Low-and-slow: OT evasion and blending

The flashy attack is a liability in OT environments. A sudden change to a process setpoint triggers alarms, operator attention, and investigation. The effective OT attack is the one that looks like a process drift, a sensor reading within normal variance, or routine maintenance activity. Operators trust their systems, and the most dangerous manipulation is the one that stays within the bounds of what operators expect to see.
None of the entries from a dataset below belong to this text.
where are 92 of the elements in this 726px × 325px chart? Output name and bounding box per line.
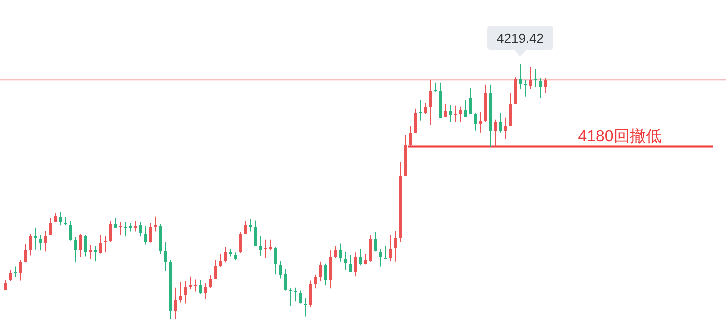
candlestick [479,111,482,134]
candlestick [209,274,212,289]
candlestick [529,66,532,90]
candlestick [534,68,537,88]
candlestick [374,231,377,252]
candlestick [199,279,202,296]
candlestick [179,282,182,304]
candlestick [194,279,197,292]
candlestick [334,246,337,260]
candlestick [4,279,7,290]
candlestick [109,220,112,242]
candlestick [509,92,512,127]
candlestick [214,260,217,280]
candlestick [174,287,177,320]
candlestick [49,218,52,236]
candlestick [24,243,27,264]
candlestick [469,88,472,115]
candlestick [369,234,372,262]
candlestick [14,266,17,278]
candlestick [259,236,262,256]
candlestick [164,241,167,272]
candlestick [494,119,497,148]
candlestick [319,261,322,282]
candlestick [44,230,47,252]
candlestick [119,222,122,236]
candlestick [339,243,342,262]
candlestick [414,108,417,134]
ref-line-label: 4180回撤低 [578,128,662,146]
candlestick [329,250,332,290]
candlestick [69,220,72,242]
candlestick [39,234,42,252]
candlestick [249,218,252,232]
candlestick [464,99,467,118]
candlestick [359,248,362,266]
candlestick [189,276,192,290]
candlestick [9,270,12,282]
candlestick [204,282,207,300]
candlestick [34,227,37,250]
candlestick [444,104,447,118]
candlestick [519,64,522,90]
candlestick [389,234,392,262]
candlestick [524,80,527,98]
candlestick [244,220,247,236]
candlestick [274,247,277,276]
candlestick [539,78,542,98]
candlestick [289,288,292,308]
candlestick [309,280,312,308]
candlestick [314,274,317,290]
candlestick [144,226,147,246]
candlestick [139,222,142,238]
candlestick [84,234,87,258]
candlestick [349,254,352,273]
candlestick [149,222,152,244]
candlestick [354,252,357,278]
candlestick [299,290,302,304]
candlestick [254,220,257,248]
candlestick [114,217,117,228]
candlestick [154,216,157,232]
candlestick [184,280,187,304]
candlestick [19,260,22,282]
candlestick [434,82,437,93]
candlestick [544,78,547,94]
candlestick [449,104,452,122]
candlestick [499,112,502,134]
candlestick [59,212,62,226]
candlestick [279,260,282,280]
candlestick [224,247,227,264]
candlestick [429,80,432,126]
candlestick [324,263,327,286]
candlestick [124,222,127,238]
candlestick [264,239,267,259]
candlestick [454,105,457,122]
candlestick [459,106,462,122]
text: 4219.42 [497,31,544,46]
candlestick [304,298,307,318]
candlestick [239,232,242,254]
candlestick [99,234,102,254]
candlestick [284,268,287,292]
candlestick [384,246,387,260]
candlestick [344,251,347,272]
candlestick [29,234,32,256]
candlestick [409,126,412,146]
candlestick [394,230,397,262]
candlestick [474,112,477,132]
candlestick [379,248,382,268]
candlestick [419,99,422,122]
candlestick [79,234,82,258]
candlestick [424,102,427,115]
candlestick [269,239,272,252]
candlestick [504,117,507,140]
candlestick [219,253,222,268]
candlestick [74,236,77,264]
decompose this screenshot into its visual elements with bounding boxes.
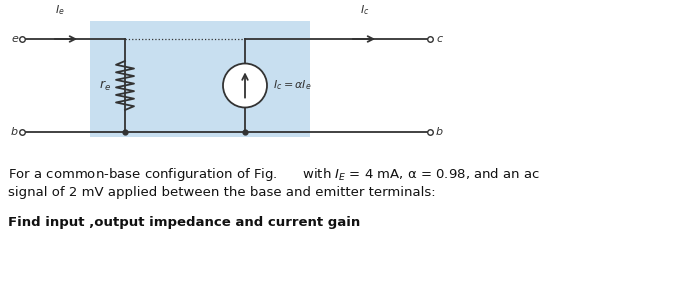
Text: signal of 2 mV applied between the base and emitter terminals:: signal of 2 mV applied between the base … — [8, 186, 436, 199]
Circle shape — [223, 64, 267, 108]
FancyBboxPatch shape — [90, 21, 310, 137]
Text: For a common-base configuration of Fig.      with $I_E$ = 4 mA, α = 0.98, and an: For a common-base configuration of Fig. … — [8, 166, 540, 183]
Text: e: e — [11, 34, 18, 44]
Text: b: b — [436, 127, 443, 137]
Text: $I_e$: $I_e$ — [55, 3, 65, 17]
Text: $I_c$: $I_c$ — [360, 3, 369, 17]
Text: $I_c = \alpha I_e$: $I_c = \alpha I_e$ — [273, 78, 312, 92]
Text: $r_e$: $r_e$ — [99, 78, 111, 93]
Text: b: b — [11, 127, 18, 137]
Text: Find input ,output impedance and current gain: Find input ,output impedance and current… — [8, 216, 360, 229]
Text: c: c — [436, 34, 442, 44]
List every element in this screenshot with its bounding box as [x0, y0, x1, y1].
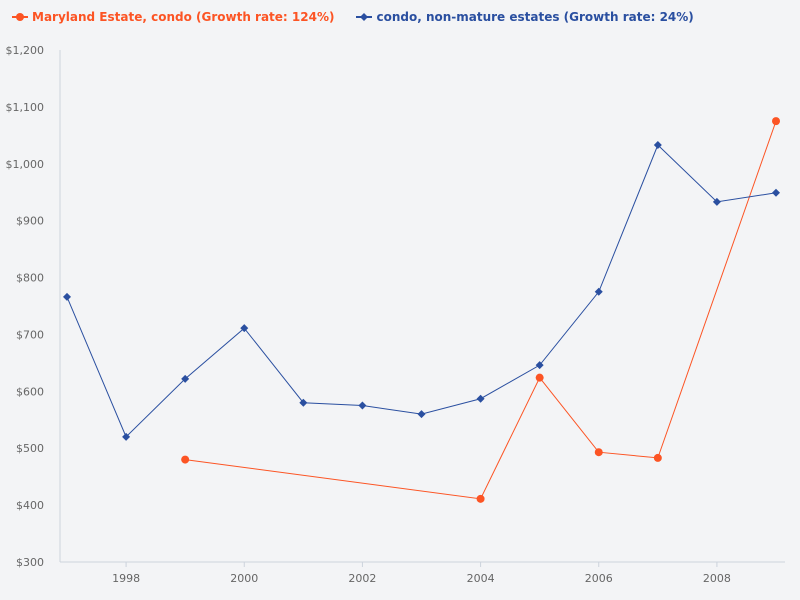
data-point [772, 188, 780, 197]
y-tick-label: $1,200 [6, 44, 45, 57]
x-tick-label: 2006 [585, 572, 613, 585]
data-point [594, 448, 603, 457]
data-point [181, 374, 190, 383]
data-point [358, 401, 367, 410]
data-point [772, 117, 780, 126]
data-point [181, 455, 190, 464]
data-point [653, 453, 662, 462]
data-point [240, 324, 249, 333]
x-tick-label: 1998 [112, 572, 140, 585]
data-point [476, 394, 485, 403]
x-tick-label: 2000 [230, 572, 258, 585]
y-tick-label: $800 [16, 272, 44, 285]
data-point [535, 361, 544, 370]
data-point [653, 141, 662, 150]
data-point [712, 197, 721, 206]
y-tick-label: $400 [16, 499, 44, 512]
y-tick-label: $1,100 [6, 101, 45, 114]
data-point [535, 373, 544, 382]
data-point [476, 494, 485, 503]
circle-marker-icon [12, 13, 28, 21]
y-tick-label: $1,000 [6, 158, 45, 171]
data-point [417, 410, 426, 419]
legend-item-non-mature[interactable]: condo, non-mature estates (Growth rate: … [356, 10, 694, 24]
legend-item-maryland[interactable]: Maryland Estate, condo (Growth rate: 124… [12, 10, 334, 24]
series-line [185, 120, 777, 500]
data-point [122, 432, 131, 441]
data-point [594, 287, 603, 296]
series-line [66, 144, 777, 438]
data-point [299, 398, 308, 407]
y-tick-label: $300 [16, 556, 44, 569]
y-tick-label: $600 [16, 385, 44, 398]
x-tick-label: 2002 [348, 572, 376, 585]
y-tick-label: $500 [16, 442, 44, 455]
legend: Maryland Estate, condo (Growth rate: 124… [12, 10, 694, 24]
y-tick-label: $900 [16, 215, 44, 228]
x-tick-label: 2008 [703, 572, 731, 585]
data-point [63, 292, 71, 301]
legend-label: condo, non-mature estates (Growth rate: … [376, 10, 694, 24]
y-tick-label: $700 [16, 328, 44, 341]
legend-label: Maryland Estate, condo (Growth rate: 124… [32, 10, 335, 24]
diamond-marker-icon [356, 13, 373, 21]
x-tick-label: 2004 [467, 572, 495, 585]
Staying within protocol norms

OT protocol monitoring, where it exists, looks for anomalous function codes, unexpected device addresses, or messages from unauthorised source addresses. Attacks that use the same function codes as the legitimate SCADA polling traffic, from an IP address that has been on the network long enough to appear in the baseline, do not stand out at the protocol level.

The practical approach is to observe legitimate traffic passively before sending any commands. A PCAP of the SCADA-to-PLC communication reveals the polling interval, the specific register addresses that are read and written, and the range of values that are written. Staying within the observed write range and timing commands to coincide with legitimate write activity makes the manipulation look like part of the normal SCADA operation.

Gradual deviation instead of step changes

A setpoint that changes by 40% in a single write will trigger an operator alarm if any HMI limit check is configured for that value. The same cumulative change applied over hours in small increments stays within the operating band and does not trigger limit alarms. The process drifts; the operator notices a trend but attributes it to process variation or feed changes.

This technique requires patience and an understanding of the target process: which parameters have alarm limits, what the natural variation looks like, and how much deviation can accumulate before it affects process outcomes or product quality. The engineering project file provides this understanding; the historian provides the baseline variation data.

Timing with maintenance windows

Engineering changes to PLCs require the device to enter programming mode, which generates an event in the SCADA event log. Scheduling a logic download during a maintenance window, when engineering changes are expected and event logs are full of similar entries, reduces the visibility of the unauthorised change. Alternatively, if the engineering software can be used to make changes that do not require a download (online editing in Siemens TIA Portal and Rockwell Studio 5000 allows some parameter changes without a full download), the download event does not appear in the log at all.

Protocol-aware detection and its limits

Modern OT network monitoring tools (Claroty, Dragos, Nozomi) perform deep packet inspection of industrial protocols and build a baseline of normal communication patterns. Anomaly detection flags:

  • New device or IP address sending commands.

  • Function codes that have not been observed in the baseline.

  • Write operations to addresses that are normally read-only from the SCADA perspective.

  • Out-of-range values in write operations.

Attacks that replay valid traffic patterns, use observed function codes, target writable addresses, and stay within the observed value range evade all of these detection classes. The detection problem then shifts to process outcome monitoring: did the physical process behave differently than expected? This requires domain expertise and sensor data that most security monitoring programmes do not have access to.

The detection gap

The gap between a valid-looking protocol command and a detectable process deviation can be hours or days in slow processes like water treatment, chemical synthesis, or metallurgical operations. The attacker who understands the process timeline can act and withdraw long before any anomaly is visible. Detection at this level requires integrating process historian data with security monitoring, which most organisations have not done.